CEMLA Course: Financial Econometrics

August 22 - 26, 2022


The Center for Latin American Monetary Studies conducted the "Financial Econometrics" course in digital format from August 22 to 26, 2022. The course's objective was to provide participants with tools in financial econometrics with an emphasis on applications for central banking. It was targeted at senior analysts, junior researchers, and mid-level officials in areas such as economic research, financial stability, and risk management of CEMLA central banks members. The course was taught by Santiago García-Verdú from the Directorate General of Central Bank Operations at Banco de México.

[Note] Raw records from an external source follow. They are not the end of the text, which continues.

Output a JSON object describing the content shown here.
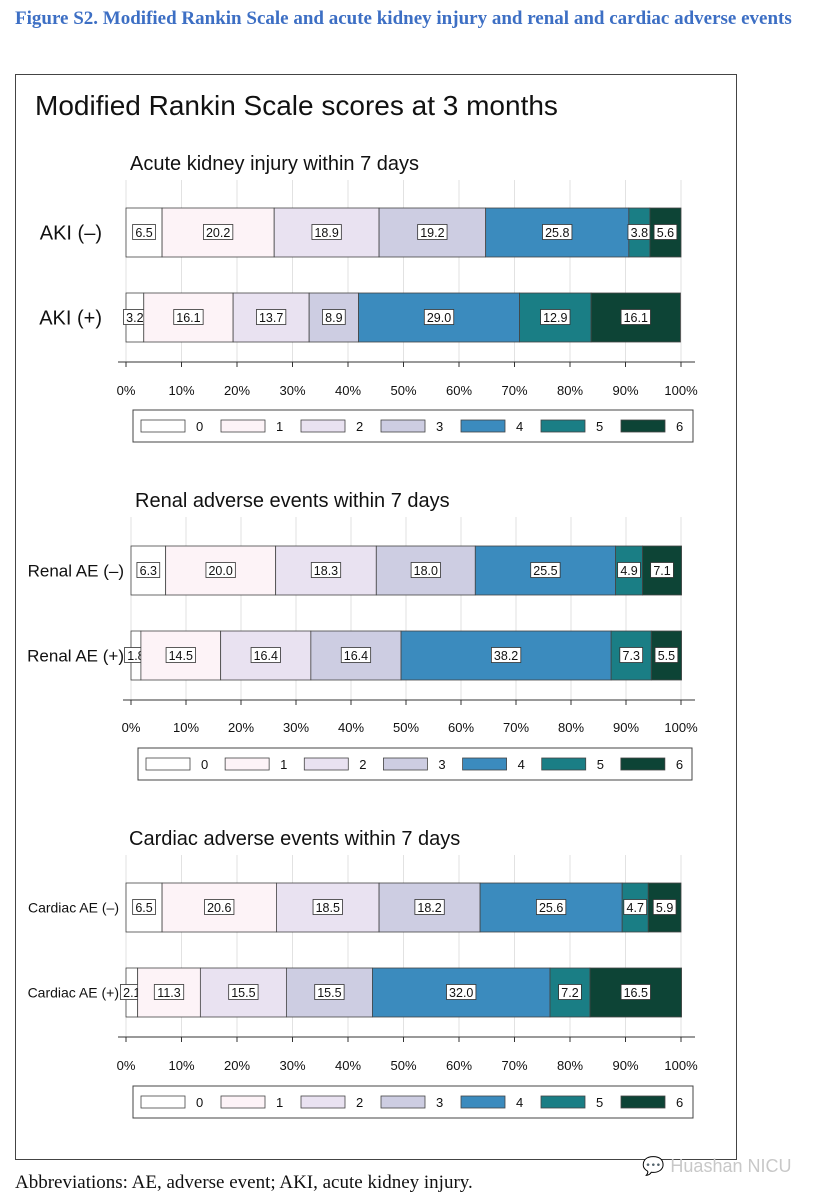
{
  "caption": "Figure S2. Modified Rankin Scale and acute kidney injury and renal and cardiac adverse events",
  "main_title": "Modified Rankin Scale scores at 3 months",
  "footnote": "Abbreviations: AE, adverse event; AKI, acute kidney injury.",
  "watermark": "Huashan NICU",
  "colors": [
    "#ffffff",
    "#fdf3f7",
    "#e9e2f1",
    "#cdcde2",
    "#3b8bbe",
    "#1a7e85",
    "#0d4436"
  ],
  "chart_data": [
    {
      "type": "bar",
      "orientation": "horizontal",
      "stacked": true,
      "title": "Acute kidney injury within 7 days",
      "categories": [
        "AKI (–)",
        "AKI (+)"
      ],
      "legend": [
        "0",
        "1",
        "2",
        "3",
        "4",
        "5",
        "6"
      ],
      "legend_position": "bottom",
      "x_ticks": [
        "0%",
        "10%",
        "20%",
        "30%",
        "40%",
        "50%",
        "60%",
        "70%",
        "80%",
        "90%",
        "100%"
      ],
      "xlim": [
        0,
        100
      ],
      "series": [
        {
          "name": "0",
          "values": [
            6.5,
            3.2
          ],
          "labels": [
            "6.5",
            "3.2"
          ]
        },
        {
          "name": "1",
          "values": [
            20.2,
            16.1
          ],
          "labels": [
            "20.2",
            "16.1"
          ]
        },
        {
          "name": "2",
          "values": [
            18.9,
            13.7
          ],
          "labels": [
            "18.9",
            "13.7"
          ]
        },
        {
          "name": "3",
          "values": [
            19.2,
            8.9
          ],
          "labels": [
            "19.2",
            "8.9"
          ]
        },
        {
          "name": "4",
          "values": [
            25.8,
            29.0
          ],
          "labels": [
            "25.8",
            "29.0"
          ]
        },
        {
          "name": "5",
          "values": [
            3.8,
            12.9
          ],
          "labels": [
            "3.8",
            "12.9"
          ]
        },
        {
          "name": "6",
          "values": [
            5.6,
            16.1
          ],
          "labels": [
            "5.6",
            "16.1"
          ]
        }
      ]
    },
    {
      "type": "bar",
      "orientation": "horizontal",
      "stacked": true,
      "title": "Renal adverse events within 7 days",
      "categories": [
        "Renal AE (–)",
        "Renal AE (+)"
      ],
      "legend": [
        "0",
        "1",
        "2",
        "3",
        "4",
        "5",
        "6"
      ],
      "legend_position": "bottom",
      "x_ticks": [
        "0%",
        "10%",
        "20%",
        "30%",
        "40%",
        "50%",
        "60%",
        "70%",
        "80%",
        "90%",
        "100%"
      ],
      "xlim": [
        0,
        100
      ],
      "series": [
        {
          "name": "0",
          "values": [
            6.3,
            1.8
          ],
          "labels": [
            "6.3",
            "1.8"
          ]
        },
        {
          "name": "1",
          "values": [
            20.0,
            14.5
          ],
          "labels": [
            "20.0",
            "14.5"
          ]
        },
        {
          "name": "2",
          "values": [
            18.3,
            16.4
          ],
          "labels": [
            "18.3",
            "16.4"
          ]
        },
        {
          "name": "3",
          "values": [
            18.0,
            16.4
          ],
          "labels": [
            "18.0",
            "16.4"
          ]
        },
        {
          "name": "4",
          "values": [
            25.5,
            38.2
          ],
          "labels": [
            "25.5",
            "38.2"
          ]
        },
        {
          "name": "5",
          "values": [
            4.9,
            7.3
          ],
          "labels": [
            "4.9",
            "7.3"
          ]
        },
        {
          "name": "6",
          "values": [
            7.1,
            5.5
          ],
          "labels": [
            "7.1",
            "5.5"
          ]
        }
      ]
    },
    {
      "type": "bar",
      "orientation": "horizontal",
      "stacked": true,
      "title": "Cardiac adverse events within 7 days",
      "categories": [
        "Cardiac AE (–)",
        "Cardiac AE (+)"
      ],
      "legend": [
        "0",
        "1",
        "2",
        "3",
        "4",
        "5",
        "6"
      ],
      "legend_position": "bottom",
      "x_ticks": [
        "0%",
        "10%",
        "20%",
        "30%",
        "40%",
        "50%",
        "60%",
        "70%",
        "80%",
        "90%",
        "100%"
      ],
      "xlim": [
        0,
        100
      ],
      "series": [
        {
          "name": "0",
          "values": [
            6.5,
            2.1
          ],
          "labels": [
            "6.5",
            "2.1"
          ]
        },
        {
          "name": "1",
          "values": [
            20.6,
            11.3
          ],
          "labels": [
            "20.6",
            "11.3"
          ]
        },
        {
          "name": "2",
          "values": [
            18.5,
            15.5
          ],
          "labels": [
            "18.5",
            "15.5"
          ]
        },
        {
          "name": "3",
          "values": [
            18.2,
            15.5
          ],
          "labels": [
            "18.2",
            "15.5"
          ]
        },
        {
          "name": "4",
          "values": [
            25.6,
            32.0
          ],
          "labels": [
            "25.6",
            "32.0"
          ]
        },
        {
          "name": "5",
          "values": [
            4.7,
            7.2
          ],
          "labels": [
            "4.7",
            "7.2"
          ]
        },
        {
          "name": "6",
          "values": [
            5.9,
            16.5
          ],
          "labels": [
            "5.9",
            "16.5"
          ]
        }
      ]
    }
  ]
}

The first day involved a refresher of estimation methods—such as ordinary least squares, maximum likelihood, and generalized methods of moments; and time series models. On the second day, financial instruments such as futures and forwards were reviewed—covering definitions, pricing, futures forecasts of spot prices, Non-Deliverable-Forwards—as well as interest rate models, including interest rate compounding, some conventions, and term-structure and continuous time interest rate models. The third day, asset pricing models and options were studied using binomial trees to conceptualize the law of only one price, the no-arbitrage condition, and American and European options pricing.

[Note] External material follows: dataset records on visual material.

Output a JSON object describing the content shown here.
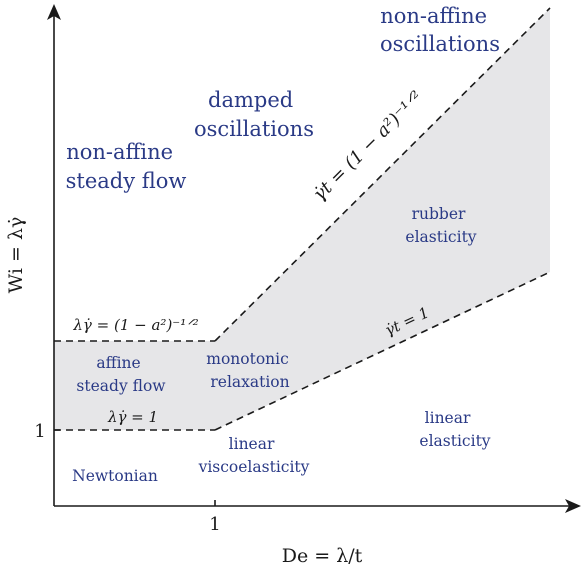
{
  "axes": {
    "x_label": "De = λ/t",
    "y_label": "Wi = λγ̇",
    "x_tick": "1",
    "y_tick": "1"
  },
  "regions": {
    "non_affine_oscillations": [
      "non-affine",
      "oscillations"
    ],
    "damped_oscillations": [
      "damped",
      "oscillations"
    ],
    "non_affine_steady_flow": [
      "non-affine",
      "steady flow"
    ],
    "rubber_elasticity": [
      "rubber",
      "elasticity"
    ],
    "affine_steady_flow": [
      "affine",
      "steady flow"
    ],
    "monotonic_relaxation": [
      "monotonic",
      "relaxation"
    ],
    "linear_elasticity": [
      "linear",
      "elasticity"
    ],
    "linear_viscoelasticity": [
      "linear",
      "viscoelasticity"
    ],
    "newtonian": [
      "Newtonian"
    ]
  },
  "boundaries": {
    "upper_horizontal": "λγ̇ = (1 − a²)⁻¹ᐟ²",
    "upper_diagonal": "γ̇t = (1 − a²)⁻¹ᐟ²",
    "lower_horizontal": "λγ̇ = 1",
    "lower_diagonal": "γ̇t = 1"
  },
  "colors": {
    "region_text": "#2a3a86",
    "shading": "#e6e6e8",
    "lines": "#1a1a1a"
  }
}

On model estimation, the fourth day consisted of a revision on volatility and non-parametric models, the limitations of standard models for financial and macroeconomic time series were discussed and heteroscedastic models (GARCH and ARCH) were presented as an alternative; also yield-curve fitting with splines as well as kernel densities and regressions were covered. Finally, the last day was devoted to risk management—including Value-at-Risk (VaR) and estimation methods, risk theory, Expected Shortfall (CVaR), and Coherent Value-at-Risk (CoVaR)—, and a practical session on machine learning for financial and economic data.

Monday, August 22
Time Series Models

Ordinary Least Squares. Autoregressive models and its limitations for macrofinancial data. Stationarity and seasonality. Wold’s Decomposition Theorem. Vector Autoregression Models (VAR) in reduced and structural form, its estimation and identification strategy.

Some Estimation Methods

Newton-Raphson Method and conditions for its solution. Maximum Likelihood Estimation (MLE). Generalized Method of Moments (GMM). Application of MLE for VAR estimation and GMM for the estimation of the Euler Equation.

Tuesday, August 23
Futures and Forwards

Futures pricing. Differences between futures and forwards. Analysis of Federal Funds Rate (FFR) Futures and bias of its forecast for the FFR, in terms of its horizon and risk aversion. Non-Deliverable-Forwards.

Interest Rate Models

Simple interest rate models. Interest rate term structure models, principal component analysis (PCA) and its estimation. Affine term structure models and considerations for its estimation. Simple continuous interest rate models and Euler method for its discretization to estimate their parameters.

Wednesday, August 24
Asset Pricing Models

Binomial tree models and an estimation method. No arbitrage condition. Nondifferentiable paths as asset prices models. Geometric Brownian motion and its parameter estimation.


Binomial trees for pricing American and European options. Estimation of the exercise boundary of an American option in discrete time. Black and Scholes formula and its estimation with options data. Value of a European option with three methods: formula, risk-neutral valuation and the construction of a replicating portfolio.

Thursday, August 25
Volatility Models

Limitations of common models for financial and macroeconomic time series. Heteroscedastic models as an alternative. Estimation of a stochastic volatility model with GMM.

Non-Parametric Models

Yield curve-fitting with splines and its comparison with Nelson-Siegel fit. Kernel regressions and estimation of kernel densities with financial data. Estimation of volatility smiles and smirks. Estimation of pricing density functions with market data.

Friday, August 26
Risk Management

Value-at-Risk (VaR) and estimation methods. Expected Shortfall (CVaR). Coherent risk measures. Conditional Value-at-Risk (CoVaR).

Machine Learning

Brief introduction to R. Training, test and validation samples. Cross-validation. Regression methods. Clustering methods.

Santiago García-Verdú

Santiago García-Verdú is a Research Specialist in the Directorate General of Central Bank Operations at Banco de México. Previously, he served as Advisor to the Director General of the Center for Latin American Monetary Studies (CEMLA), he was Senior Advisor to the Governing Board of Banco de México from 2012 to 2019, and Research Economist in the General Directorate of Economic Research at Banco de México from 2009 to 2012. His area of expertise is financial and monetary economics. He holds a Ph.D. in Economics from the University of Chicago, a Master’s Degree in Financial Engineering from Princeton University, a Master’s Degree in Economics, and a Bachelor’s degree in Applied Mathematics from ITAM.